Our data showed a significantly lower normal fertilization rate using sperm from NOA male patients compared with OA male patients, but not significantly lower rates in pregnancy outcomes. This agreed with previous reports [9-11]. Having similar pregnancy outcomes does not mean that males with testicular failure have no effect on ICSI outcomes. In the literature, there have been few studies comparing ICSI outcomes between testicular sperm and donor sperm in NOA patients [13]. In the present study, donor sperm were used on the day of oocyte retrieval when no spermatozoa were identified by micro-TESE on the day before oocyte retrieval. In this study, male patients with NOA who used testicular sperm had significant lower fertilization rate, clinical pregnancy rate, and live birth rate than NOA patients who used donor sperm.

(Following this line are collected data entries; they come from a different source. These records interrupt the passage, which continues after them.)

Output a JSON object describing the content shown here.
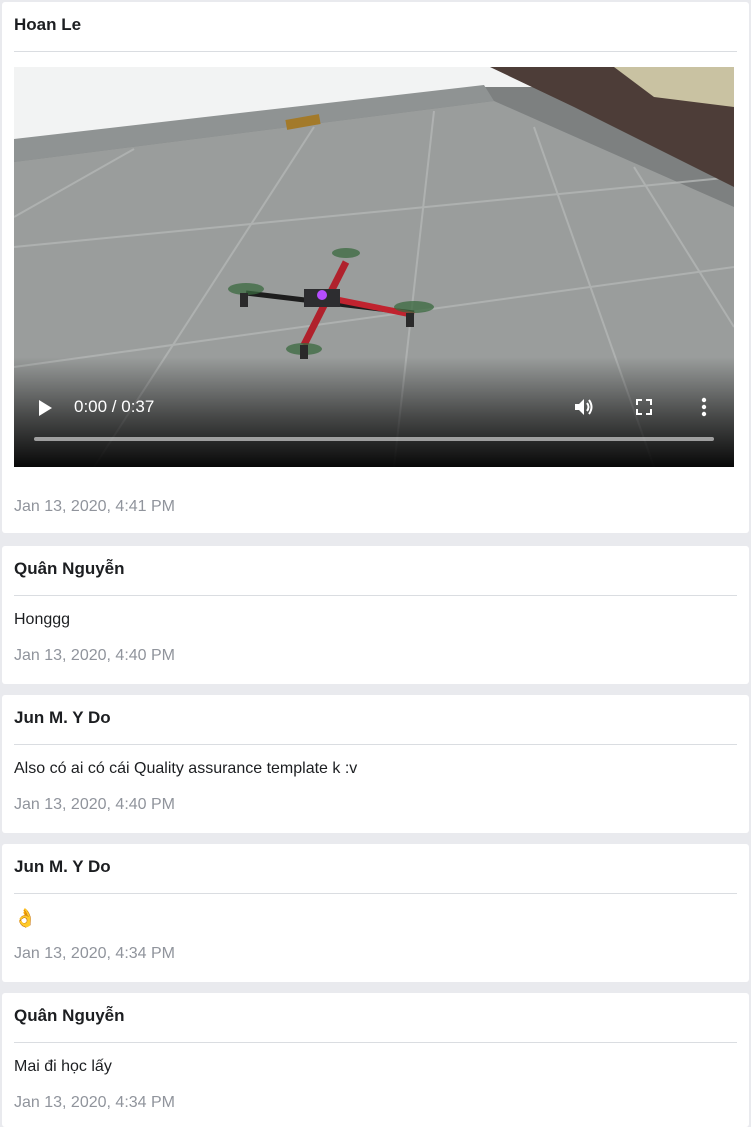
{
  "posts": [
    {
      "author": "Hoan Le",
      "video": {
        "current_time": "0:00",
        "duration": "0:37",
        "time_label": "0:00 / 0:37",
        "progress": 0
      },
      "timestamp": "Jan 13, 2020, 4:41 PM"
    },
    {
      "author": "Quân Nguyễn",
      "message": "Honggg",
      "timestamp": "Jan 13, 2020, 4:40 PM"
    },
    {
      "author": "Jun M. Y Do",
      "message": "Also có ai có cái Quality assurance template k :v",
      "timestamp": "Jan 13, 2020, 4:40 PM"
    },
    {
      "author": "Jun M. Y Do",
      "message": "👌",
      "timestamp": "Jan 13, 2020, 4:34 PM"
    },
    {
      "author": "Quân Nguyễn",
      "message": "Mai đi học lấy",
      "timestamp": "Jan 13, 2020, 4:34 PM"
    }
  ],
  "icons": {
    "play": "play-icon",
    "volume": "volume-icon",
    "fullscreen": "fullscreen-icon",
    "more": "more-vertical-icon"
  }
}
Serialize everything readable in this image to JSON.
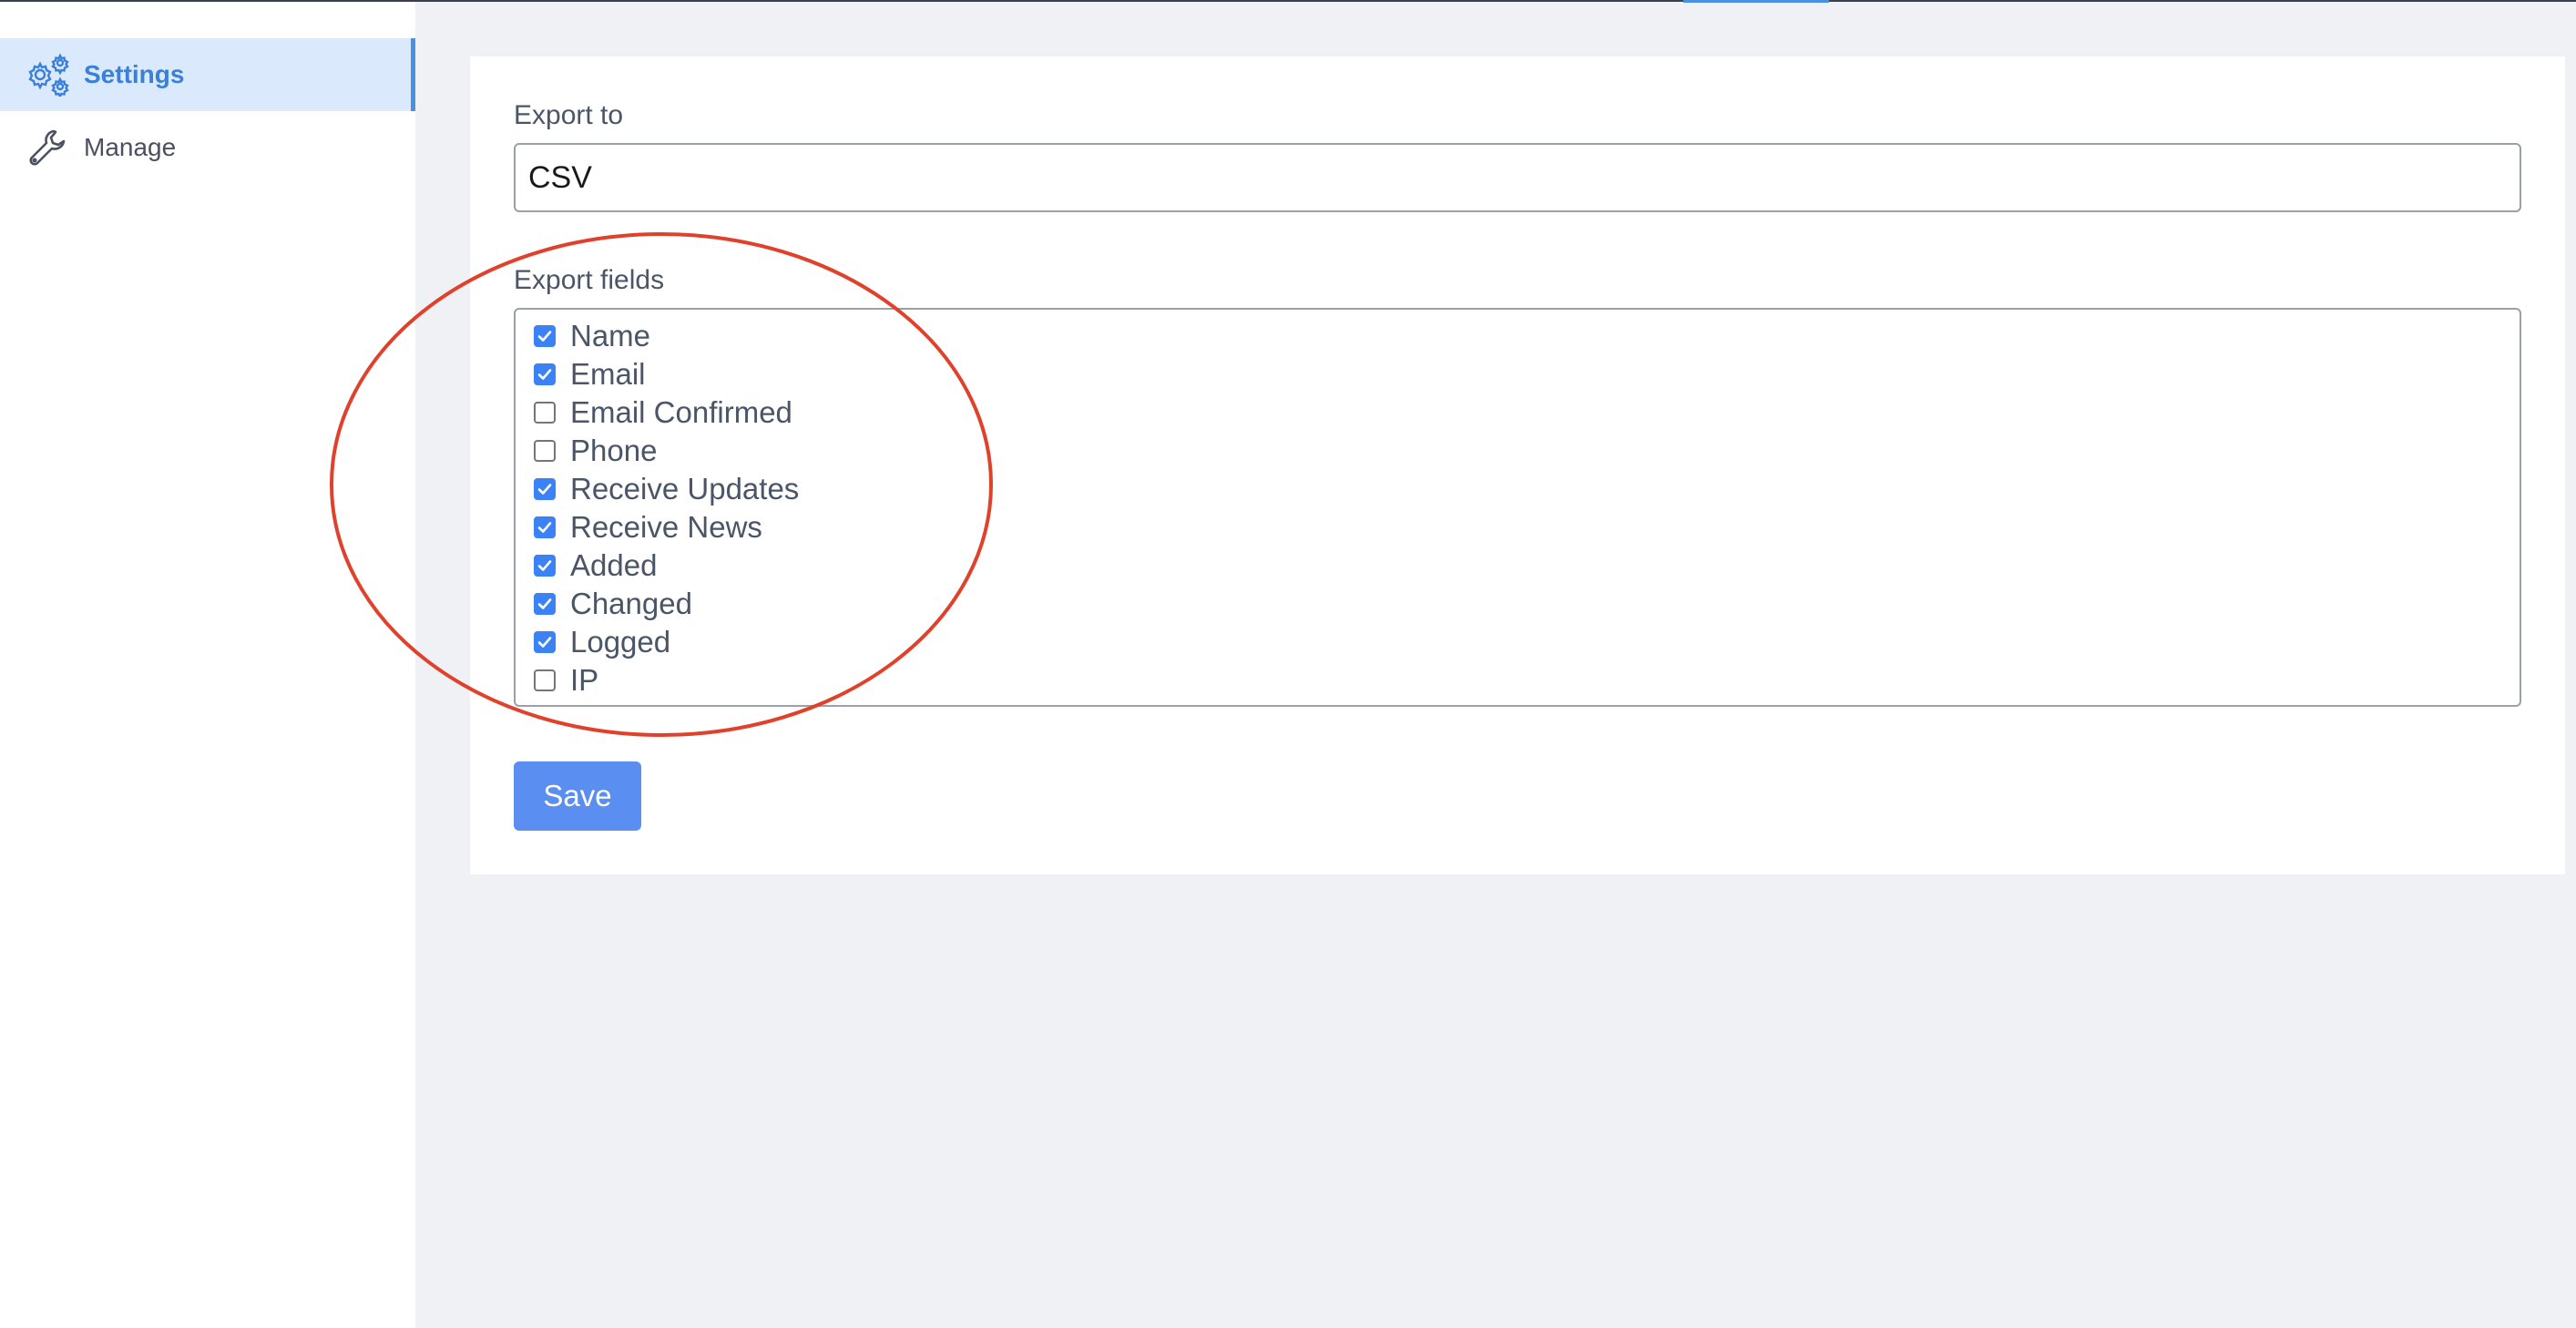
{
  "sidebar": {
    "items": [
      {
        "label": "Settings",
        "icon": "gears-icon",
        "active": true
      },
      {
        "label": "Manage",
        "icon": "wrench-icon",
        "active": false
      }
    ]
  },
  "form": {
    "export_to_label": "Export to",
    "export_to_value": "CSV",
    "export_fields_label": "Export fields",
    "fields": [
      {
        "label": "Name",
        "checked": true
      },
      {
        "label": "Email",
        "checked": true
      },
      {
        "label": "Email Confirmed",
        "checked": false
      },
      {
        "label": "Phone",
        "checked": false
      },
      {
        "label": "Receive Updates",
        "checked": true
      },
      {
        "label": "Receive News",
        "checked": true
      },
      {
        "label": "Added",
        "checked": true
      },
      {
        "label": "Changed",
        "checked": true
      },
      {
        "label": "Logged",
        "checked": true
      },
      {
        "label": "IP",
        "checked": false
      }
    ],
    "save_label": "Save"
  },
  "colors": {
    "accent": "#4a90e2",
    "checkbox_checked": "#3b82f6",
    "save_button": "#5a8ef0",
    "annotation": "#e0412b"
  }
}
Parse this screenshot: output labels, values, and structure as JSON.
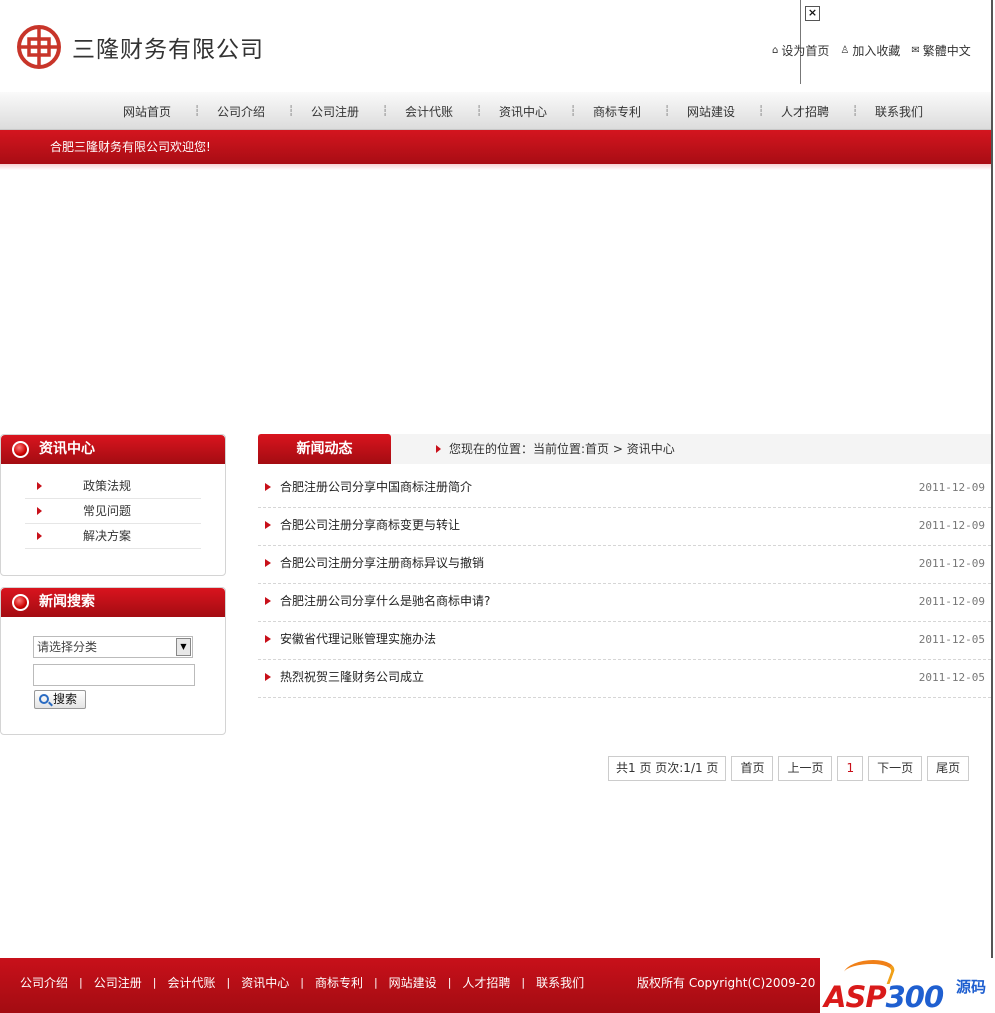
{
  "header": {
    "logo_text": "三隆财务有限公司",
    "close_glyph": "×",
    "top_links": [
      {
        "label": "设为首页",
        "icon": "home-icon"
      },
      {
        "label": "加入收藏",
        "icon": "bookmark-icon"
      },
      {
        "label": "繁體中文",
        "icon": "language-icon"
      }
    ]
  },
  "nav": {
    "items": [
      "网站首页",
      "公司介绍",
      "公司注册",
      "会计代账",
      "资讯中心",
      "商标专利",
      "网站建设",
      "人才招聘",
      "联系我们"
    ],
    "separator": "┆"
  },
  "welcome": "合肥三隆财务有限公司欢迎您!",
  "sidebar": {
    "info_title": "资讯中心",
    "categories": [
      "政策法规",
      "常见问题",
      "解决方案"
    ],
    "search_title": "新闻搜索",
    "select_value": "请选择分类",
    "search_button": "搜索"
  },
  "main": {
    "tab": "新闻动态",
    "breadcrumb": "您现在的位置：当前位置:首页 > 资讯中心",
    "news": [
      {
        "title": "合肥注册公司分享中国商标注册简介",
        "date": "2011-12-09"
      },
      {
        "title": "合肥公司注册分享商标变更与转让",
        "date": "2011-12-09"
      },
      {
        "title": "合肥公司注册分享注册商标异议与撤销",
        "date": "2011-12-09"
      },
      {
        "title": "合肥注册公司分享什么是驰名商标申请?",
        "date": "2011-12-09"
      },
      {
        "title": "安徽省代理记账管理实施办法",
        "date": "2011-12-05"
      },
      {
        "title": "热烈祝贺三隆财务公司成立",
        "date": "2011-12-05"
      }
    ],
    "pager": {
      "info": "共1 页 页次:1/1 页",
      "first": "首页",
      "prev": "上一页",
      "current": "1",
      "next": "下一页",
      "last": "尾页"
    }
  },
  "footer": {
    "links": [
      "公司介绍",
      "公司注册",
      "会计代账",
      "资讯中心",
      "商标专利",
      "网站建设",
      "人才招聘",
      "联系我们"
    ],
    "separator": "|",
    "copyright": "版权所有 Copyright(C)2009-20",
    "watermark_asp": "ASP",
    "watermark_num": "300",
    "watermark_cn": "源码"
  },
  "colors": {
    "brand_red": "#c8101a",
    "footer_red": "#b20d15"
  }
}
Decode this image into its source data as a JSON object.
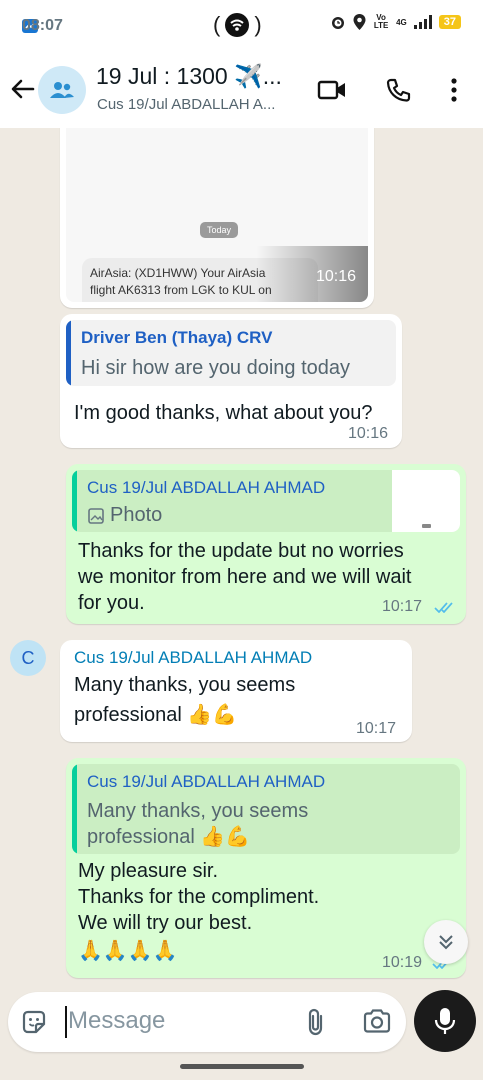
{
  "status_bar": {
    "time": "08:07",
    "center_text": "( )",
    "network_text": "Vo LTE",
    "signal_text": "4G",
    "battery": "37"
  },
  "header": {
    "title": "19 Jul : 1300 ✈️...",
    "subtitle": "Cus 19/Jul ABDALLAH A..."
  },
  "messages": {
    "m1": {
      "badge": "Today",
      "preview_text_1": "AirAsia: (XD1HWW) Your AirAsia",
      "preview_text_2": "flight AK6313 from LGK to KUL on",
      "time": "10:16"
    },
    "m2": {
      "quote_name": "Driver Ben (Thaya) CRV",
      "quote_text": "Hi sir how are you doing today",
      "text": "I'm good thanks, what about you?",
      "time": "10:16"
    },
    "m3": {
      "quote_name": "Cus 19/Jul ABDALLAH AHMAD",
      "quote_text": "Photo",
      "line1": "Thanks for the update but no worries",
      "line2": "we monitor from here and we will wait",
      "line3": "for you.",
      "time": "10:17"
    },
    "m4": {
      "avatar_letter": "C",
      "sender": "Cus 19/Jul ABDALLAH AHMAD",
      "line1": "Many thanks, you seems",
      "line2": "professional 👍💪",
      "time": "10:17"
    },
    "m5": {
      "quote_name": "Cus 19/Jul ABDALLAH AHMAD",
      "quote_line1": "Many thanks, you seems",
      "quote_line2": "professional 👍💪",
      "line1": "My pleasure sir.",
      "line2": "Thanks for the compliment.",
      "line3": "We will try our best.",
      "line4": "🙏🙏🙏🙏",
      "time": "10:19"
    }
  },
  "composer": {
    "placeholder": "Message"
  },
  "colors": {
    "chat_bg": "#efeae2",
    "incoming": "#ffffff",
    "outgoing": "#d9fdd3",
    "quote_bar_blue": "#1f60c4",
    "quote_bar_green": "#06cf9c",
    "name_teal": "#027eb5",
    "tick_blue": "#53bdeb"
  },
  "icons": [
    "back-arrow-icon",
    "group-icon",
    "video-call-icon",
    "phone-icon",
    "more-vert-icon",
    "sticker-icon",
    "attach-icon",
    "camera-icon",
    "mic-icon",
    "scroll-down-icon",
    "image-icon",
    "double-check-icon"
  ]
}
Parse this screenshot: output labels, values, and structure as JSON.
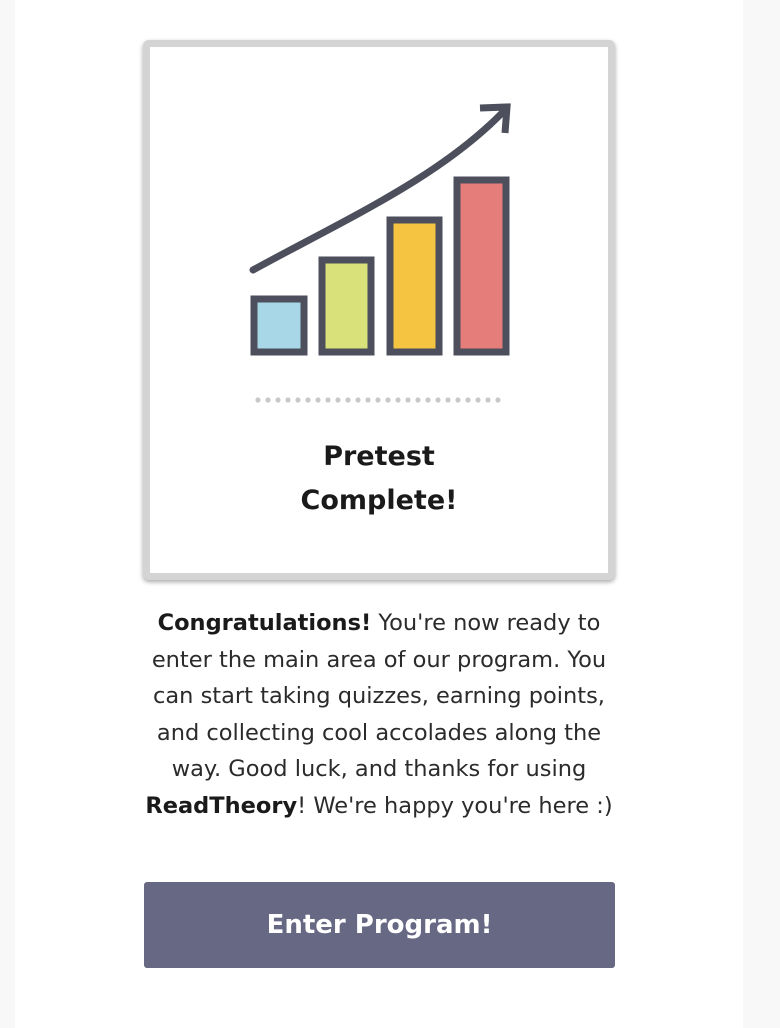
{
  "card": {
    "title_line1": "Pretest",
    "title_line2": "Complete!",
    "illustration": "growth-bar-chart-with-arrow-icon",
    "colors": {
      "outline": "#4d4f5c",
      "bar1": "#a8d8e8",
      "bar2": "#d9e27a",
      "bar3": "#f5c542",
      "bar4": "#e57d7a",
      "dots": "#c8c8c8",
      "border": "#d4d4d4"
    }
  },
  "message": {
    "lead": "Congratulations!",
    "body1": " You're now ready to enter the main area of our program. You can start taking quizzes, earning points, and collecting cool accolades along the way. Good luck, and thanks for using ",
    "brand": "ReadTheory",
    "body2": "! We're happy you're here :)"
  },
  "button": {
    "label": "Enter Program!",
    "color": "#676883"
  }
}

However, previous studies have shown conflicting results. Some studies have reported a significantly lower fertilization rat and clinical pregnancy rate for NOA patients [13,14], and other studies found similar fertilization and pregnancy outcomes [15,17]. The possible reasons for the differences might be that a successful ICSI requires only a few motile sperm and normal sperm morphology [30]. Kanto et al. observed first that fresh motile testicular sperm retrieved from NOA patients might have the same potential to achieve fertilization and pregnancy as sperm retrieved from OA patients [16]. Second, only the best quality embryos morphologically would be selected for transfer by the embryologist. Third, increased aneuploidy rate in testicular spermatozoa from patients with NOA carries deficiencies involving genetic material to affect fertilization and embryo development [20,21]. Magli et al. showed that the high incidence of chromosomal abnormalities in NOA patients was mainly due to mosaicism and gonosomal aneuploidy, but that analysis was performed on day-3 embryos and with the use of 9-chromosome fluorescent in situ hybridization technique [31]. Mazzilli et al. also showed severe male factor impaired early embryonic competence regarding fertilization rate and developmental potential. However, the euploidy rate and implantation potential of the obtained blastocysts were independent from sperm quality [32]. Therefore, although the best sperm for ICSI and the best embryos for transfer can eliminate differences between OA and NOA groups, ICSI outcomes are still uncertain and diverse due to the impaired sperm and unknown underlying causes of the NOA patients.

An additional concern is the health of the newborn from patients with NOA. Similar to previous literature reports [19], no difference was observed in our study regarding premature birth rate, low birth weight rate, congenital malformation rate, or still birth rate among groups. One baby in our study donor group died during the first 7 days because of megabladder. In the OA group, the stillbirth rate was high because one pair of twins died due to very premature birth (gestational age of 24 weeks) and the other twins died due to the premature birth (gestational age of 28 weeks). However, there was no malformations or still birth born infants in the NOA group. We concluded that neonatal parameters after ICSI did not seem to be affected by testicular failure.

The limitations of this present study were the low number of cases in the NOA group and the long-term outcomes of children. Future studies should focus on the long-term follow-up of the neonates, especially malformed babies.

Conclusions

The use of testicular sperm from male patients with NOA negatively affected fertilization and pregnancy outcomes. NOA patients achieved better fertilization and pregnancy outcomes by using donor sperm, but the chance of becoming a biological father was lost. Once a live birth was achieved, there was no difference in neonatal outcomes.